- Born: 1952 (age 73–74) Jeju Island, South Korea
- Education: Hongik University

Korean name
- Hangul: 고영훈
- RR: Go Yeonghun
- MR: Ko Yŏnghun

= Ko Young-hoon =

South Korean painter (born 1952)

Ko Young-Hoon (born 1952) is a South Korean painter.

==Biography==
Ko was born in 1952, on Jeju Island, and graduated from Hongik University. He studied Western painting at Hongik University in Seoul, earning a BFA in the Department of Painting in 1976 and an MFA from the same department in 1982, and he later held a teaching post at Hongik University. His first solo exhibition took place in 1976 at Daeho Dabang in Jeju. He lives and works in Seoul. His work is known for its hyperrealism that invokes trompe-l'œil. He is widely recognized as one of the most influential figures in contemporary Korean painting. Since the 1970s, he has developed a distinctive visual language that combines exceptional technical mastery with profound philosophical inquiry. Working with everyday objects such as stones, books, newspapers and white porcelain vessels, Ko has pursued an enduring investigation into perception, illusion and the nature of existence. His work has been exhibited extensively at major museums and institutions in Korea and internationally, as well as in a plethora of solo and group exhibitions, and is represented in numerous public and private collections.

==Art==
By representing objects with their minute details, Ko, in the line of Magritte, questions our beliefs of authenticity, but if his work clearly draws on Western influences, it is also the product of an almost mystical reflection on traditional Korean aesthetic values and on the concepts of nothingness (mu 無) and existence (yu 有).

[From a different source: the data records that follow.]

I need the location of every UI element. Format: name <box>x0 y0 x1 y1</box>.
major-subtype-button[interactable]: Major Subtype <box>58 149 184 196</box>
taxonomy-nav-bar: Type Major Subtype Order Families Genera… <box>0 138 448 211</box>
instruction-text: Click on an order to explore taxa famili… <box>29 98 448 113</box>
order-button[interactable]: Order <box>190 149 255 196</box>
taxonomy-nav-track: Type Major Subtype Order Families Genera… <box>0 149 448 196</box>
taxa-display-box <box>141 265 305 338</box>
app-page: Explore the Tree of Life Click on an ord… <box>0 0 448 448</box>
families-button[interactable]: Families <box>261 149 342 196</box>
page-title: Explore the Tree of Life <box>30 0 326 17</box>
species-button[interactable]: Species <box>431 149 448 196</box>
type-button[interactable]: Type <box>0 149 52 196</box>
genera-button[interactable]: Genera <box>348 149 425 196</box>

His work can be considered pertaining to both Hyperrealism and Surrealism. The critic Gérard Xuriguera says of his series Stonebook: "Combining in his painting lettered messages and their relation to stones, he positions them within the pages of an open book or imposed on newspapers, strangely gravity-free, in a way that creates contrasts in tension, modifying the sense of the displaced objects. This creates a sort of wakened dream, never broken from natural ebbs, in which reality and illusion combine."

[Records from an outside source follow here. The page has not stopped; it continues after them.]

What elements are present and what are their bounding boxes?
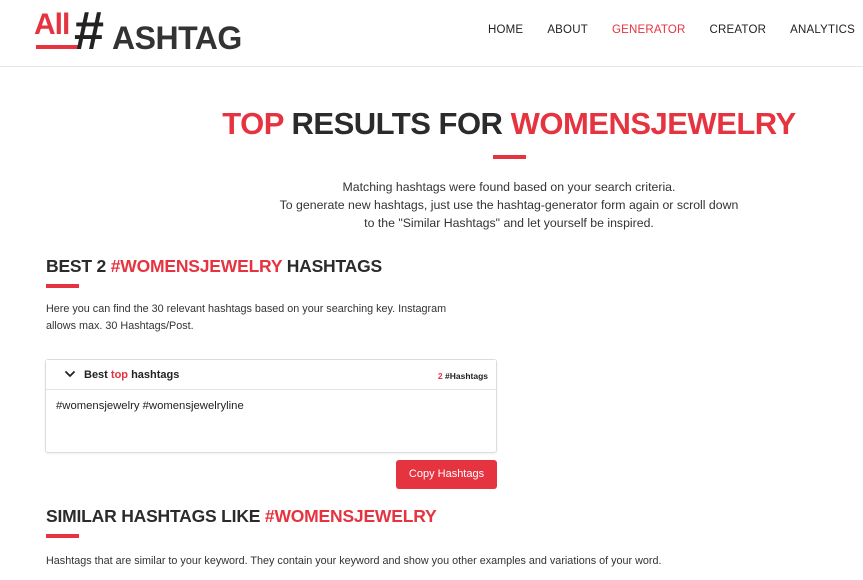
best-description-line-1: Here you can find the 30 relevant hashta… [46, 303, 447, 315]
logo-all-text: All [34, 8, 70, 41]
logo-underline [36, 45, 78, 49]
best-heading-suffix: HASHTAGS [286, 256, 383, 276]
similar-description: Hashtags that are similar to your keywor… [46, 555, 662, 567]
best-description: Here you can find the 30 relevant hashta… [46, 301, 446, 335]
hashtag-list-text[interactable]: #womensjewelry #womensjewelryline [56, 400, 244, 412]
nav-item-home[interactable]: HOME [488, 24, 523, 36]
logo-brand-text: ASHTAG [112, 20, 242, 56]
similar-heading-keyword: #WOMENSJEWELRY [264, 506, 437, 526]
page-title-keyword: WOMENSJEWELRY [510, 106, 797, 141]
intro-line-1: Matching hashtags were found based on yo… [342, 180, 676, 194]
card-title-highlight: top [110, 369, 129, 381]
copy-hashtags-button[interactable]: Copy Hashtags [396, 460, 497, 489]
best-description-line-2: allows max. 30 Hashtags/Post. [46, 320, 194, 332]
intro-line-2: To generate new hashtags, just use the h… [279, 198, 739, 212]
nav-item-generator[interactable]: GENERATOR [612, 24, 686, 36]
nav-item-about[interactable]: ABOUT [547, 24, 588, 36]
nav-item-creator[interactable]: CREATOR [710, 24, 767, 36]
site-logo[interactable]: All # ASHTAG [34, 4, 244, 64]
card-title-suffix: hashtags [131, 369, 180, 381]
intro-line-3: to the "Similar Hashtags" and let yourse… [364, 216, 654, 230]
best-hashtags-heading: BEST 2 #WOMENSJEWELRY HASHTAGS [46, 256, 382, 277]
best-heading-divider [46, 284, 79, 288]
hashtag-count-badge: 2 #Hashtags [438, 371, 488, 381]
intro-text: Matching hashtags were found based on yo… [0, 178, 863, 232]
page-title-mid: RESULTS FOR [291, 106, 503, 141]
nav-item-analytics[interactable]: ANALYTICS [790, 24, 855, 36]
best-heading-prefix: BEST 2 [46, 256, 107, 276]
hashtag-card: Best top hashtags 2 #Hashtags #womensjew… [45, 359, 497, 453]
hashtag-card-title: Best top hashtags [84, 369, 179, 381]
main-nav: HOME ABOUT GENERATOR CREATOR ANALYTICS C [488, 24, 863, 36]
chevron-down-icon[interactable] [64, 368, 76, 380]
logo-hash-glyph: # [74, 1, 105, 61]
hashtag-count-label: #Hashtags [445, 371, 488, 381]
card-title-prefix: Best [84, 369, 108, 381]
page-title-top: TOP [222, 106, 284, 141]
page-title: TOP RESULTS FOR WOMENSJEWELRY [0, 106, 863, 142]
similar-hashtags-heading: SIMILAR HASHTAGS LIKE #WOMENSJEWELRY [46, 506, 437, 527]
similar-heading-divider [46, 534, 79, 538]
site-header: All # ASHTAG HOME ABOUT GENERATOR CREATO… [0, 0, 863, 67]
title-divider [493, 155, 526, 159]
best-heading-keyword: #WOMENSJEWELRY [110, 256, 283, 276]
hashtag-count-number: 2 [437, 371, 443, 381]
hashtag-card-header[interactable]: Best top hashtags 2 #Hashtags [46, 360, 496, 390]
similar-heading-prefix: SIMILAR HASHTAGS LIKE [46, 506, 261, 526]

==Selected art exhibitions==
- Solo exhibitions at Total Art Museum and Gana Art Center, Seoul
- 42nd Venice Biennale (1986)
- Public collections, including the National Museum of Contemporary Art and the Ho-Am Art Museum, South Korea
- Detroit Institute of Arts
- Musée de Luneville, France
- Queen Beatrix Collection, Amsterdam
- Yokohama Business Park, Japan
- Three of his works were recently displayed in the Paris group show exhibition "Vide et Plein", displaying the work of 10 Asian artists, organized by Paris-based Maison Bleu Studio.